Ormai non passa giorno che il presidente dell’INPS, Pasquale Tridico, non rilanci la sua idea di abbassare l’orario di lavoro, suppongo a parità di salario mensile. A suo dire, lavorando meno ore ci sarebbe meno disoccupazione. In pratica si tratterebbe di ripartire una quantità data (ed evidentemente considerata immutabile) di ore complessive tra un maggior numero di persone. 

Secondo Tridico:

C'è una correlazione lineare tra un basso tasso di disoccupazione e un più basso numero di ore lavorate, le correlazioni non sono predittive ma di certo non è vero il contrario.”

Non solo le correlazioni non sono predittive, ma non indicano neppure necessariamente che sia esistito un nesso causale nel passato tra le variabili che si analizzano. Però per Tridico si tratta di “un'evidenza scientifica, empirica. Poi il legislatore fa quello che vuole.”

Per supportare la “scientificità” della sua affermazione, Tridico confronta le ore lavorate annualmente in Grecia (circa 2.000), in Italia (1.700) e Germania (1.300), e conclude che “un minor numero di lavoro e una più bassa disoccupazione.

Messa così sembra si tratta di un’affermazione che farebbe fatica a essere ammissibile perfino al bar dello sport.
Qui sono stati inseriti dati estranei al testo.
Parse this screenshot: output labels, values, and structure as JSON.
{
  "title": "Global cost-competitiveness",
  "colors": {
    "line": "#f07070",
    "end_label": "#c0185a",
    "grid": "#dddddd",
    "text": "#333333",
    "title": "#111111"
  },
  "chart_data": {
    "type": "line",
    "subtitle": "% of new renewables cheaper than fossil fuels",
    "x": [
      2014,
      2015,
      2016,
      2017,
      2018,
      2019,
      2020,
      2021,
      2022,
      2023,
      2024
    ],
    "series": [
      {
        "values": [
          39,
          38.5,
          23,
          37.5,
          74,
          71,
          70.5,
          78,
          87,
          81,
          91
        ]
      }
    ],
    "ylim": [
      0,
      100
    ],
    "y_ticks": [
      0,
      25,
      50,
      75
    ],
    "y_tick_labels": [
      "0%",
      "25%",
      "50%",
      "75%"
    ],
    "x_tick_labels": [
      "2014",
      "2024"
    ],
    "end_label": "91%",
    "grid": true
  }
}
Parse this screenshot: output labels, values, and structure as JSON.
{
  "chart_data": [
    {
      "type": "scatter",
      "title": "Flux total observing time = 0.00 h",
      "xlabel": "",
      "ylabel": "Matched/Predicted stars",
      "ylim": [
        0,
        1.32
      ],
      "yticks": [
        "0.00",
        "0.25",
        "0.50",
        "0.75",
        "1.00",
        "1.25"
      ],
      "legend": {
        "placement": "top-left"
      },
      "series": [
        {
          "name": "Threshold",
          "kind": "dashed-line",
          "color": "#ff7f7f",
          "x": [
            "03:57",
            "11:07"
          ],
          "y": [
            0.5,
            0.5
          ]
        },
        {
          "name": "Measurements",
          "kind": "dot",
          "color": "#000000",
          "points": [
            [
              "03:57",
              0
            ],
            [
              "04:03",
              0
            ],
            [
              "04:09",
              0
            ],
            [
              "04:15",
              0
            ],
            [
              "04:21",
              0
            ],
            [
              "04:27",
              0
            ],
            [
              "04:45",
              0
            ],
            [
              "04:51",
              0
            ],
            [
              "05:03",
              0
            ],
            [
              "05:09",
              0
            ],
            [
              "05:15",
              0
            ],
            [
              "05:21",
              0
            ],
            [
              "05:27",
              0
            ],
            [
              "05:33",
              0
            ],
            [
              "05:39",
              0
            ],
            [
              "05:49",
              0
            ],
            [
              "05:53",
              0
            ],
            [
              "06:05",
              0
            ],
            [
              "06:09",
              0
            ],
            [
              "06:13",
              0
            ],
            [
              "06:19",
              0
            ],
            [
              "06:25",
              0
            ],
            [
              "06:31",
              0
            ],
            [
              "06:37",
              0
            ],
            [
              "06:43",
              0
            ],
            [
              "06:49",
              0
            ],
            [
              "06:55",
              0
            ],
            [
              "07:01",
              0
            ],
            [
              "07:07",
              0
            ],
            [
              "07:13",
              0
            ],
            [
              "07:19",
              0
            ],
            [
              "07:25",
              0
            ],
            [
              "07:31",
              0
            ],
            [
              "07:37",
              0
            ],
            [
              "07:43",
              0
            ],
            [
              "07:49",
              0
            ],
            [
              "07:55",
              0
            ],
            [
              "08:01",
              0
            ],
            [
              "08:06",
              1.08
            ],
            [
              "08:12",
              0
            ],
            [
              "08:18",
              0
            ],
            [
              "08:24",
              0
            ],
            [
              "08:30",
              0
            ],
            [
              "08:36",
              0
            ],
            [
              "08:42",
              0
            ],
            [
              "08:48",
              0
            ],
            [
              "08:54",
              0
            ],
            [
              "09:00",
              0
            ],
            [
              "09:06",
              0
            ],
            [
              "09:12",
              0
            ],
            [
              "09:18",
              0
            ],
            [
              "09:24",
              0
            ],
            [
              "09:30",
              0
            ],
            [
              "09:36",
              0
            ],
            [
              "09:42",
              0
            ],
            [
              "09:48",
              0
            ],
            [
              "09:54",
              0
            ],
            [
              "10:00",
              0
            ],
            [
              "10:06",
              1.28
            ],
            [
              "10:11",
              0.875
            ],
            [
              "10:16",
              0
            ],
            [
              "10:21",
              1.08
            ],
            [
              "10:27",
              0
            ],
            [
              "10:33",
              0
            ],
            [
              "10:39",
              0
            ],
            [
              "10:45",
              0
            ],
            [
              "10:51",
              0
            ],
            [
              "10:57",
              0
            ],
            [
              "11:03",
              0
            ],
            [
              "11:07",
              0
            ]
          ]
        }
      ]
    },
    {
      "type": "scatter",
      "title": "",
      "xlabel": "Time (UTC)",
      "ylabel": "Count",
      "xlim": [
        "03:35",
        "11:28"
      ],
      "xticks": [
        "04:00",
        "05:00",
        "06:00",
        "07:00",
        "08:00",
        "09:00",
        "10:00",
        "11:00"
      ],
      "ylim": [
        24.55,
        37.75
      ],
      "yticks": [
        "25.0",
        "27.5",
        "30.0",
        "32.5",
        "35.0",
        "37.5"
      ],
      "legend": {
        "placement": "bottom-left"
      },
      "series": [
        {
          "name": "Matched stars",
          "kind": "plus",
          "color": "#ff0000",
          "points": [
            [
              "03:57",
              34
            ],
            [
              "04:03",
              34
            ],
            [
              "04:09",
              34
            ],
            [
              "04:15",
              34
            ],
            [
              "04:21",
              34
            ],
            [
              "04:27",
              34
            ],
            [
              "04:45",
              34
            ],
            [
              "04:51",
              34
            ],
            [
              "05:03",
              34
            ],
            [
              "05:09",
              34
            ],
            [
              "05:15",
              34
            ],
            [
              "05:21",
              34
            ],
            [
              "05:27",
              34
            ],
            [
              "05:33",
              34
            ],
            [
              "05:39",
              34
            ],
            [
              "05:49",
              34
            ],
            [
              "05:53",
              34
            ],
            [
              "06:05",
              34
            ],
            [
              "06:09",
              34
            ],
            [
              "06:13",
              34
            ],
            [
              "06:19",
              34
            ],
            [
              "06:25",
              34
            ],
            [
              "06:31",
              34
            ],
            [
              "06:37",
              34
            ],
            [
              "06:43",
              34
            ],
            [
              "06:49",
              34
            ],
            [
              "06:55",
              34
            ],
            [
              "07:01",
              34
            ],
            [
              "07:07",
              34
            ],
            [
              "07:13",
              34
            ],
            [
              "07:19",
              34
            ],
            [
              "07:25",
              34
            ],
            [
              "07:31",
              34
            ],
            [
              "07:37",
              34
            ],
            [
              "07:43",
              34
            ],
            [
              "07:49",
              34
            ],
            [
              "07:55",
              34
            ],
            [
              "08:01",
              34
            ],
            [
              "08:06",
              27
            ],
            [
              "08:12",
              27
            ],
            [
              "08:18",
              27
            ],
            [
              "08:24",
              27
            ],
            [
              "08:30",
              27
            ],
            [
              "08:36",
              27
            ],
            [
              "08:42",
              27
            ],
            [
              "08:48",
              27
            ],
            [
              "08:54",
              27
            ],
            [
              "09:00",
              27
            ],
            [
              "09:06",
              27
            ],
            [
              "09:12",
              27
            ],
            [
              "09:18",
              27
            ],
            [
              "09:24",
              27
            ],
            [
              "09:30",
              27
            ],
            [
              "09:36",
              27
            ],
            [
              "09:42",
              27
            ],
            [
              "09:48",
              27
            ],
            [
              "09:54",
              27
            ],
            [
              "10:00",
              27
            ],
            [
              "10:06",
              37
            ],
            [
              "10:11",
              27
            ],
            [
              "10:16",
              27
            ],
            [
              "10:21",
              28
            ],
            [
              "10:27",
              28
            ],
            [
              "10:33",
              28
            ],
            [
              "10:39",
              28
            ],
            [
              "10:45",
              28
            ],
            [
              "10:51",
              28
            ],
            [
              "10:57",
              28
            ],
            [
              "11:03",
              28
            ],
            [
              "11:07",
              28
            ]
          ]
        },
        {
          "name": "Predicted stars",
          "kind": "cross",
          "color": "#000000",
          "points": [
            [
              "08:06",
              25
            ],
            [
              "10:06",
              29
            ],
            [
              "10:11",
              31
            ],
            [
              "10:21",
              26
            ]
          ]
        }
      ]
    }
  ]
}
Dovrebbe essere evidente che debbano essere presi in considerazione una pluralità di fattori per affrontare con un minimo di plausibilità (senza scomodare la scienza) l’argomento.

Per esempio, occorre paragonare la quantità e la qualità del capitale investito, delle infrastrutture, la minore o maggiore dannosità delle istituzioni pubbliche. Insomma: il solo dato sulle ore lavorate è del tutto insufficiente per trarre indicazioni tali da suggerire un accorciamento di ore lavorate a parità di altre condizioni.